Parser Description CSV Parses CSV files and extracts data as dictionaries. Excel Parses Excel (.xls/.xlsx) files and handles multiple sheets. PDF Extracts text and tables from PDF files. SQL Fetches data from relational databases like PostgreSQL and MySQL. BEACON Parses BEACON link dump files for RDF generation.
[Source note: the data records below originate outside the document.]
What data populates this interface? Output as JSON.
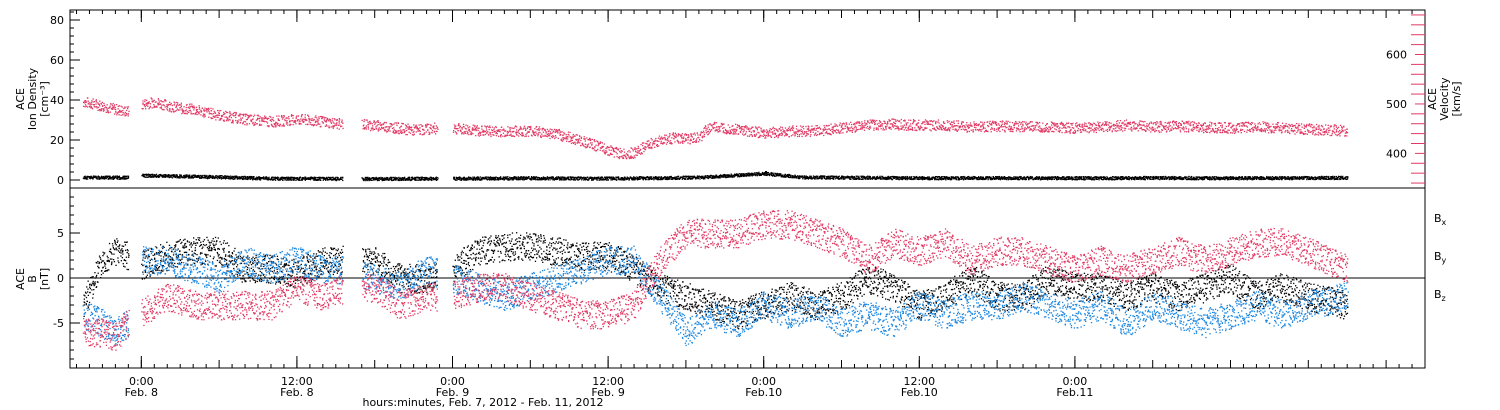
{
  "colors": {
    "black": "#000000",
    "blue": "#1a86e0",
    "red": "#e03a64"
  },
  "chart_data": [
    {
      "type": "scatter",
      "panel": "top",
      "ylabel_left_lines": [
        "ACE",
        "Ion Density",
        "[cm⁻³]"
      ],
      "ylabel_right_lines": [
        "ACE",
        "Velocity",
        "[km/s]"
      ],
      "ylim_left": [
        -4,
        85
      ],
      "ylim_right": [
        330,
        690
      ],
      "left_ticks": [
        0,
        20,
        40,
        60,
        80
      ],
      "left_tick_labels": [
        "0",
        "20",
        "40",
        "60",
        "80"
      ],
      "right_ticks": [
        400,
        500,
        600
      ],
      "right_tick_labels": [
        "400",
        "500",
        "600"
      ],
      "series": [
        {
          "axis": "left",
          "color_key": "black",
          "points": [
            [
              -4.5,
              1.5
            ],
            [
              -1,
              1.5
            ],
            [
              0,
              2.5
            ],
            [
              4,
              2.0
            ],
            [
              10,
              1.0
            ],
            [
              14,
              0.9
            ],
            [
              18,
              0.8
            ],
            [
              24,
              1.0
            ],
            [
              30,
              1.2
            ],
            [
              36,
              1.0
            ],
            [
              43,
              1.5
            ],
            [
              48,
              3.5
            ],
            [
              51,
              1.6
            ],
            [
              56,
              1.4
            ],
            [
              62,
              1.2
            ],
            [
              66,
              1.3
            ],
            [
              72,
              1.2
            ],
            [
              78,
              1.3
            ],
            [
              84,
              1.2
            ],
            [
              90,
              1.3
            ],
            [
              93,
              1.4
            ]
          ]
        },
        {
          "axis": "right",
          "color_key": "red",
          "points": [
            [
              -4.5,
              505
            ],
            [
              -3.5,
              500
            ],
            [
              -2,
              490
            ],
            [
              -1,
              485
            ],
            [
              0,
              500
            ],
            [
              1,
              505
            ],
            [
              2,
              498
            ],
            [
              3,
              492
            ],
            [
              4,
              490
            ],
            [
              6,
              478
            ],
            [
              8,
              470
            ],
            [
              10,
              465
            ],
            [
              12,
              470
            ],
            [
              14,
              465
            ],
            [
              15.5,
              460
            ],
            [
              17,
              460
            ],
            [
              19,
              455
            ],
            [
              21,
              448
            ],
            [
              22.8,
              452
            ],
            [
              24,
              452
            ],
            [
              26,
              447
            ],
            [
              28,
              445
            ],
            [
              30,
              447
            ],
            [
              32,
              440
            ],
            [
              34,
              426
            ],
            [
              36,
              408
            ],
            [
              37,
              400
            ],
            [
              38,
              402
            ],
            [
              39,
              418
            ],
            [
              40,
              428
            ],
            [
              41,
              432
            ],
            [
              42,
              430
            ],
            [
              43,
              432
            ],
            [
              43.5,
              448
            ],
            [
              44,
              455
            ],
            [
              46,
              450
            ],
            [
              48,
              442
            ],
            [
              50,
              446
            ],
            [
              52,
              447
            ],
            [
              54,
              452
            ],
            [
              56,
              458
            ],
            [
              58,
              460
            ],
            [
              60,
              458
            ],
            [
              62,
              458
            ],
            [
              64,
              454
            ],
            [
              66,
              456
            ],
            [
              68,
              455
            ],
            [
              70,
              454
            ],
            [
              72,
              452
            ],
            [
              74,
              455
            ],
            [
              76,
              458
            ],
            [
              78,
              455
            ],
            [
              80,
              456
            ],
            [
              82,
              454
            ],
            [
              84,
              452
            ],
            [
              86,
              455
            ],
            [
              88,
              452
            ],
            [
              90,
              450
            ],
            [
              93,
              447
            ]
          ]
        }
      ]
    },
    {
      "type": "scatter",
      "panel": "bottom",
      "ylabel_left_lines": [
        "ACE",
        "B",
        "[nT]"
      ],
      "ylim": [
        -10,
        10
      ],
      "left_ticks": [
        -5,
        0,
        5
      ],
      "left_tick_labels": [
        "-5",
        "0",
        "5"
      ],
      "legend_right_labels": [
        {
          "text": "B",
          "sub": "x",
          "color_key": "black"
        },
        {
          "text": "B",
          "sub": "y",
          "color_key": "blue"
        },
        {
          "text": "B",
          "sub": "z",
          "color_key": "red"
        }
      ],
      "series": [
        {
          "name": "Bx",
          "color_key": "black",
          "points": [
            [
              -4.5,
              -3
            ],
            [
              -3,
              2
            ],
            [
              -2,
              3
            ],
            [
              -1,
              2.5
            ],
            [
              0,
              1.5
            ],
            [
              2,
              2.5
            ],
            [
              4,
              3
            ],
            [
              6,
              3
            ],
            [
              8,
              1
            ],
            [
              10,
              1
            ],
            [
              12,
              0.5
            ],
            [
              14,
              2
            ],
            [
              16,
              2
            ],
            [
              18,
              2
            ],
            [
              20,
              0
            ],
            [
              22,
              0
            ],
            [
              24,
              1
            ],
            [
              26,
              3
            ],
            [
              28,
              3.5
            ],
            [
              30,
              3.5
            ],
            [
              32,
              3
            ],
            [
              34,
              2.5
            ],
            [
              36,
              2.5
            ],
            [
              38,
              1
            ],
            [
              40,
              -1
            ],
            [
              42,
              -2
            ],
            [
              44,
              -3
            ],
            [
              46,
              -4
            ],
            [
              48,
              -3
            ],
            [
              50,
              -2
            ],
            [
              52,
              -3
            ],
            [
              54,
              -2
            ],
            [
              56,
              0
            ],
            [
              58,
              -1
            ],
            [
              60,
              -3
            ],
            [
              62,
              -2
            ],
            [
              64,
              0
            ],
            [
              66,
              -2
            ],
            [
              68,
              -2
            ],
            [
              70,
              0
            ],
            [
              72,
              -1
            ],
            [
              74,
              -1
            ],
            [
              76,
              -2
            ],
            [
              78,
              -1
            ],
            [
              80,
              -2
            ],
            [
              82,
              -1
            ],
            [
              84,
              0
            ],
            [
              86,
              -2
            ],
            [
              88,
              -1
            ],
            [
              90,
              -2
            ],
            [
              93,
              -3
            ]
          ]
        },
        {
          "name": "By",
          "color_key": "blue",
          "points": [
            [
              -4.5,
              -4
            ],
            [
              -3,
              -5
            ],
            [
              -2,
              -6
            ],
            [
              -1,
              -5
            ],
            [
              0,
              2
            ],
            [
              2,
              2
            ],
            [
              4,
              1
            ],
            [
              6,
              0
            ],
            [
              8,
              2
            ],
            [
              10,
              1
            ],
            [
              12,
              2
            ],
            [
              14,
              1
            ],
            [
              16,
              1
            ],
            [
              18,
              0
            ],
            [
              20,
              -1
            ],
            [
              22,
              1
            ],
            [
              24,
              0
            ],
            [
              26,
              -1
            ],
            [
              28,
              -2
            ],
            [
              30,
              -1
            ],
            [
              32,
              0
            ],
            [
              34,
              1
            ],
            [
              36,
              2
            ],
            [
              38,
              2
            ],
            [
              40,
              -2
            ],
            [
              42,
              -6
            ],
            [
              44,
              -4
            ],
            [
              46,
              -5
            ],
            [
              48,
              -3
            ],
            [
              50,
              -4
            ],
            [
              52,
              -3
            ],
            [
              54,
              -5
            ],
            [
              56,
              -4
            ],
            [
              58,
              -5
            ],
            [
              60,
              -3
            ],
            [
              62,
              -4
            ],
            [
              64,
              -3
            ],
            [
              66,
              -3
            ],
            [
              68,
              -2
            ],
            [
              70,
              -3
            ],
            [
              72,
              -4
            ],
            [
              74,
              -3
            ],
            [
              76,
              -5
            ],
            [
              78,
              -3
            ],
            [
              80,
              -4
            ],
            [
              82,
              -5
            ],
            [
              84,
              -4
            ],
            [
              86,
              -3
            ],
            [
              88,
              -4
            ],
            [
              90,
              -3
            ],
            [
              93,
              -2
            ]
          ]
        },
        {
          "name": "Bz",
          "color_key": "red",
          "points": [
            [
              -4.5,
              -6
            ],
            [
              -3,
              -6
            ],
            [
              -2,
              -6.5
            ],
            [
              -1,
              -5
            ],
            [
              0,
              -4
            ],
            [
              2,
              -2
            ],
            [
              4,
              -3
            ],
            [
              6,
              -3
            ],
            [
              8,
              -3
            ],
            [
              10,
              -3
            ],
            [
              12,
              -1
            ],
            [
              14,
              -2
            ],
            [
              16,
              -1
            ],
            [
              18,
              -1
            ],
            [
              20,
              -3
            ],
            [
              22,
              -2
            ],
            [
              24,
              -2
            ],
            [
              26,
              -1
            ],
            [
              28,
              -1
            ],
            [
              30,
              -2
            ],
            [
              32,
              -3
            ],
            [
              34,
              -4
            ],
            [
              36,
              -4
            ],
            [
              38,
              -3
            ],
            [
              40,
              2
            ],
            [
              42,
              5
            ],
            [
              44,
              5
            ],
            [
              46,
              5
            ],
            [
              48,
              6
            ],
            [
              50,
              6
            ],
            [
              52,
              5
            ],
            [
              54,
              4
            ],
            [
              56,
              2
            ],
            [
              58,
              4
            ],
            [
              60,
              3
            ],
            [
              62,
              4
            ],
            [
              64,
              2
            ],
            [
              66,
              3
            ],
            [
              68,
              3
            ],
            [
              70,
              2
            ],
            [
              72,
              1
            ],
            [
              74,
              2
            ],
            [
              76,
              1
            ],
            [
              78,
              2
            ],
            [
              80,
              3
            ],
            [
              82,
              2
            ],
            [
              84,
              3
            ],
            [
              86,
              4
            ],
            [
              88,
              4
            ],
            [
              90,
              3
            ],
            [
              93,
              1
            ]
          ]
        }
      ]
    }
  ],
  "x_axis": {
    "xlim": [
      -5.5,
      99
    ],
    "ticks": [
      {
        "hour": 0,
        "line1": "0:00",
        "line2": "Feb. 8"
      },
      {
        "hour": 12,
        "line1": "12:00",
        "line2": "Feb. 8"
      },
      {
        "hour": 24,
        "line1": "0:00",
        "line2": "Feb. 9"
      },
      {
        "hour": 36,
        "line1": "12:00",
        "line2": "Feb. 9"
      },
      {
        "hour": 48,
        "line1": "0:00",
        "line2": "Feb.10"
      },
      {
        "hour": 60,
        "line1": "12:00",
        "line2": "Feb.10"
      },
      {
        "hour": 72,
        "line1": "0:00",
        "line2": "Feb.11"
      }
    ],
    "label": "hours:minutes, Feb.  7, 2012 - Feb. 11, 2012"
  }
}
Web Scrapes websites to extract structured data.

Serialization Formats

The `rdf_generator library supports the following RDF serialization formats:

  • Turtle: rdf_builder.serialize(format="turtle")
  • RDF/XML: rdf_builder.serialize(format="xml")
  • JSON-LD: rdf_builder.serialize(format="json-ld")

Example Dataset Workflow

Here’s an example pipeline to process multiple data sources and generate a combined RDF dataset:

from rdf_generator.parsers.csv_parser import CSVParser
from rdf_generator.parsers.web_scraper import WebScraper
from rdf_generator.rdf_builder import RDFBuilder

rdf_builder = RDFBuilder()

# Parse CSV
csv_parser = CSVParser("data/people.csv")
for row in csv_parser.read_csv():
    rdf_builder.add_person(row['Name'], row['Email'])

# Scrape Website
web_scraper = WebScraper("https://example.com")
titles = web_scraper.extract_data("h1")
for title in titles:
    rdf_builder.graph.add((rdf_builder.ns[title], rdf_builder.ns.label, rdf_builder.ns[title]))

# Serialize RDF
with open("output.ttl", "w") as f:
    f.write(rdf_builder.serialize(format="turtle"))

Development

Clone the Repository

To contribute or use the library without installation: git clone https://github.com/yourusername/rdf_generator.git cd rdf_generator

Install Dependencies

Install dependencies using:

pip install -r requirements.txt

Run Tests

Run unit tests using:

python -m unittest discover -s tests

License

This library is licensed under the MIT License. See the LICENSE file for details.

Contributing

Contributions are welcome! Please follow these steps:

Fork the repository. Create a feature branch: git checkout -b feature-name. Commit your changes: git commit -m "Add feature name". Push to the branch: `git push origin feature-name. Submit a pull request.